It’s been about a week since the format for the Challenge Cup for the new season and to be honest, I’m at a loss as to what has happened to the competition.
In case you did miss it, we had confirmation that the ten Elite League teams will compete for it, with Milton Keynes Lightning no longer in the league.
Like previous years, there’s a group stage, quarter final, semi final and of course, a final which will take place in Cardiff’s Viola Arena, taking place on 8th March 2020.
The group stage sees three groups, one of four and two of three with Belfast Giants, Dundee Stars, Fife Flyers and Glasgow Clan all making up Group A.
Group B comprises of Cardiff Devils, Coventry Blaze and Guildford Flames, while Group C has Manchester Storm, Nottingham Panthers and Sheffield Steelers.
The four-team group will play each other once at home and once away – six games. The two three-team groups play each other twice home and twice away. That’s eight games.
From those ten teams, eight will reach the quarter final, with the four team group seeing three go through while the two smaller groups have the top two from each progress.
Then the two bottom teams will play off in a one-off game to decide the eighth and final quarter finalist. Yes, you read that right.
So teams in the three team groups not good enough to qualify automatically after eight games get a ninth game to try and go through, while the team with only six games to play doesn’t. Hmmm.
By not having a third opponent, you’re compensated with two more games, but can still gain a lifeline to the knockout stage if you end up bottom. In fact, you could lose all eight games, turn up for the ‘play-in round’ game, win that and you’re through. Where is the sense in that?
The three group winners will be seeded for the draw (in order of group stage win percentage) and have the option to pick their quarter final opponents from the remaining five teams.
Group winners will have home ice advantage in the return leg (subject to ice availability). In the fourth quarter final, the team with the higher win percentage from the group stage will have home ice advantage in the return leg.
That’s before you even get to the ‘Pick your Opponent’ concept of the ‘draw’ which has amazed and entertained and not always in the way you think.
The thing is, where do we even start with this? It’s become an unnecessary mess that the concept of just playing a simple tournament is long gone.
With ten teams, the notion of squeezing them down to eight is laughable. Sure, the extra fixture can help clubs make five figure sums by getting there, but is it really necessary for a last eight stage now?
What would have been so wrong to have had two groups of five, play each other twice home and away and the top two (or four if you really, really have to have a quarter final) qualify?
Then – and this is where it gets wacky – top of Group A play fourth in Group B, second in A versus third in B and so on. Is that so difficult?
It doesn’t need seedings or GMs and coaches to put their heads together and pick who they would prefer to play. You finish in a certain position in the group and you see who you get in the next round once the group stage finishes. It’s already pre-determined and so much easier.

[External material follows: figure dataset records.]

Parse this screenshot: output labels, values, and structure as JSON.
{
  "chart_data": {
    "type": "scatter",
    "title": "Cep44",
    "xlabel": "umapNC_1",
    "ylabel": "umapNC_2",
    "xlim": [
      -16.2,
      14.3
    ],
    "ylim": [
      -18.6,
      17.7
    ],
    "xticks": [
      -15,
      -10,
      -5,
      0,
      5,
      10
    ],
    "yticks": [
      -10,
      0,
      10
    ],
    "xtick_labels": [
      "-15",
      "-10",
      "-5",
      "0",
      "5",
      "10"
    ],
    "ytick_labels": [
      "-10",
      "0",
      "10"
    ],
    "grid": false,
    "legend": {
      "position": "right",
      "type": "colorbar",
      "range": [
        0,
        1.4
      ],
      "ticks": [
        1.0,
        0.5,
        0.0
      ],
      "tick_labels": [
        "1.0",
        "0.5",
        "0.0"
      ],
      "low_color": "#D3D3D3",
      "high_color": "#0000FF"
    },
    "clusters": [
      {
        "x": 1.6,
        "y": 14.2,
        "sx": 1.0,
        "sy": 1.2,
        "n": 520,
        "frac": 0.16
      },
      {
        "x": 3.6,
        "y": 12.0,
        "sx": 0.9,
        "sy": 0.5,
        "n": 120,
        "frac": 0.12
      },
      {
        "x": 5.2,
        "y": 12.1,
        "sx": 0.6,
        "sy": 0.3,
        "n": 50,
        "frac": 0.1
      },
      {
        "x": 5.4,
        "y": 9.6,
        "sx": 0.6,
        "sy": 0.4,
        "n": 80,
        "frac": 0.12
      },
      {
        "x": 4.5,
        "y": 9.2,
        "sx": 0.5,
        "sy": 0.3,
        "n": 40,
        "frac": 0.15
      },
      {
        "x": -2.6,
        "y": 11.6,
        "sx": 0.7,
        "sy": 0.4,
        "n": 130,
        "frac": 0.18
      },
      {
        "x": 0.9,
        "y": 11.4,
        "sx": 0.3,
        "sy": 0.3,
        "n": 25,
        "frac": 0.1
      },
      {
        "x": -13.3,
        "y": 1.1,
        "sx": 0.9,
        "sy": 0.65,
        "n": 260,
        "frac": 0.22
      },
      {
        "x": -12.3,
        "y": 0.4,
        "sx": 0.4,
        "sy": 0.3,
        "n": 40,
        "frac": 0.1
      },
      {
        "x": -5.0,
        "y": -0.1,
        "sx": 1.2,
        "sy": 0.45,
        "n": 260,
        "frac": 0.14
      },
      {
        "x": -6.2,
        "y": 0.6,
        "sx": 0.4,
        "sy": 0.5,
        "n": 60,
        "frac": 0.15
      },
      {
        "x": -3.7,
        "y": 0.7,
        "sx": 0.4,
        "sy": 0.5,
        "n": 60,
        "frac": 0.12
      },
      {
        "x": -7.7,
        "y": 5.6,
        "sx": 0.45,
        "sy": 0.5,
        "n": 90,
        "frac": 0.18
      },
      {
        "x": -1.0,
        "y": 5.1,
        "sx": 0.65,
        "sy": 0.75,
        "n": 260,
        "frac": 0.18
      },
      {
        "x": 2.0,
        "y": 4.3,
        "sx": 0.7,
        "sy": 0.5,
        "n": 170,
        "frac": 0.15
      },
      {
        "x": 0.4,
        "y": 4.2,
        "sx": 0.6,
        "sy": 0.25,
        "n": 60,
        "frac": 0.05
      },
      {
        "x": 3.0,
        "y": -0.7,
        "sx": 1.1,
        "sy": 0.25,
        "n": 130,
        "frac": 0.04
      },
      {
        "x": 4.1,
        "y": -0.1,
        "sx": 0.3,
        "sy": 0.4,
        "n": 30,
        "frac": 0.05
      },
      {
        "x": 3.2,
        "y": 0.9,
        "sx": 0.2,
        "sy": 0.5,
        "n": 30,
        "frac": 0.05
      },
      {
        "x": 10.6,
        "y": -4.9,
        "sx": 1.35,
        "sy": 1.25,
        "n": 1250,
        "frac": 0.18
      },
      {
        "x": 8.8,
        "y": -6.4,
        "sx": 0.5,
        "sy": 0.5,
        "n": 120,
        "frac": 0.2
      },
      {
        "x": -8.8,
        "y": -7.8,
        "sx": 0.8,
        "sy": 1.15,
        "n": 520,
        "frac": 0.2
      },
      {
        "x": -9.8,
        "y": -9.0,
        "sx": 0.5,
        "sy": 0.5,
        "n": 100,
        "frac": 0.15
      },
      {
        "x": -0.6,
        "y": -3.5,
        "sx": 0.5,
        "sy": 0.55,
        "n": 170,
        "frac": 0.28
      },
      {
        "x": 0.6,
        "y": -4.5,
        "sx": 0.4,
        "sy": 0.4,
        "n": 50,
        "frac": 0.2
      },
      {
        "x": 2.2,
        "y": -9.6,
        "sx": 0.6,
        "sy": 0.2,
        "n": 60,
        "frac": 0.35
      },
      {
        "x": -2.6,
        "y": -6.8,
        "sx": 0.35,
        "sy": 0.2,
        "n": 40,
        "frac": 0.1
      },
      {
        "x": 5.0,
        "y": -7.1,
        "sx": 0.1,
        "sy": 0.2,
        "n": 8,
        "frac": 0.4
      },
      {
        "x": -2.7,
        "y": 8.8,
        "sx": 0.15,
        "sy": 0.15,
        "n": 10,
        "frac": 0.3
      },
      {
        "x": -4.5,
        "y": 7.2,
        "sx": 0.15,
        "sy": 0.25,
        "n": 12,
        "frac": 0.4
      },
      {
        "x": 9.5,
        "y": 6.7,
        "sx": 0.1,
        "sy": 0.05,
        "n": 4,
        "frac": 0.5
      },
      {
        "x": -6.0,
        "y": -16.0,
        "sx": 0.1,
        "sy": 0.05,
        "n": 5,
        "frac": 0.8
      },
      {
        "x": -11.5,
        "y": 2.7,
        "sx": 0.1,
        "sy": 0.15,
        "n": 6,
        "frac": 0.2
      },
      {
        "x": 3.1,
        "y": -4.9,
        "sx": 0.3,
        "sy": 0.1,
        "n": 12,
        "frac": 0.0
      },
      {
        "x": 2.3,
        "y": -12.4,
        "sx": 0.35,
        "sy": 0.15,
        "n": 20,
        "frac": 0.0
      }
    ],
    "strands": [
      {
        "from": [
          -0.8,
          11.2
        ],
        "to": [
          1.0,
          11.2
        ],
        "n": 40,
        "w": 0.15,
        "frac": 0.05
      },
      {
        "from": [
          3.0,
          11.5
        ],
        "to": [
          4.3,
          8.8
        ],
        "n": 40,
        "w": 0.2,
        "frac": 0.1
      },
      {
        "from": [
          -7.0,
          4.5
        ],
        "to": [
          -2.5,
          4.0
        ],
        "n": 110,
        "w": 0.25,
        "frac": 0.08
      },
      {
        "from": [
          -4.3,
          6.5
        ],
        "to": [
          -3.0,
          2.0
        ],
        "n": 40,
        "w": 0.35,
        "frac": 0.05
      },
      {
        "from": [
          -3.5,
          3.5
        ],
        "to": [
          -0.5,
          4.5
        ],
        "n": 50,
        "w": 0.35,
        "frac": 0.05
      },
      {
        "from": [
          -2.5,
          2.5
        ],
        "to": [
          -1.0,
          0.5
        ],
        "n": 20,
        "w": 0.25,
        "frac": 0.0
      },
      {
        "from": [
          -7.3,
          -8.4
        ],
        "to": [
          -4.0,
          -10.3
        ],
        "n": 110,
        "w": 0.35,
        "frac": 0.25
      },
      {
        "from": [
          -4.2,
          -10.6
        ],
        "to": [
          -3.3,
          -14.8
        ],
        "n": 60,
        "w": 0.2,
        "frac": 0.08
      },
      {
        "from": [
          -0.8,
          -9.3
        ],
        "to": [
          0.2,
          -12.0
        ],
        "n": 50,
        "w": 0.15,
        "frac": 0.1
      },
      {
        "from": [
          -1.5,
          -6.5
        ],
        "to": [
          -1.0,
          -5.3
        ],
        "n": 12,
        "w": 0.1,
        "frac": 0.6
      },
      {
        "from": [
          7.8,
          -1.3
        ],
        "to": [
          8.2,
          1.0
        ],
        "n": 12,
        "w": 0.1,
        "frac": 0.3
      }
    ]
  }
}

By trying to make the competition more exciting and have everyone battling for seedings, it’s actually made it far more complicated than it needs to be, with the use of win percentages. Even Countdown’s Rachel Riley would shrug her shoulders.
While it can be accepted into argument financial implications for teams and which group they play in, there’s got to be a better way than how this was devised. Should the group stages be drawn fresh every year for example?
On the ice will care of itself and whatever will be, will be of course, but come 9th November – when the groups are scheduled to finish, are we going to sitting trying to figure out higher win percentages? Let the cards fall and see where we are by the end.
But keep those calculators handy, just in case.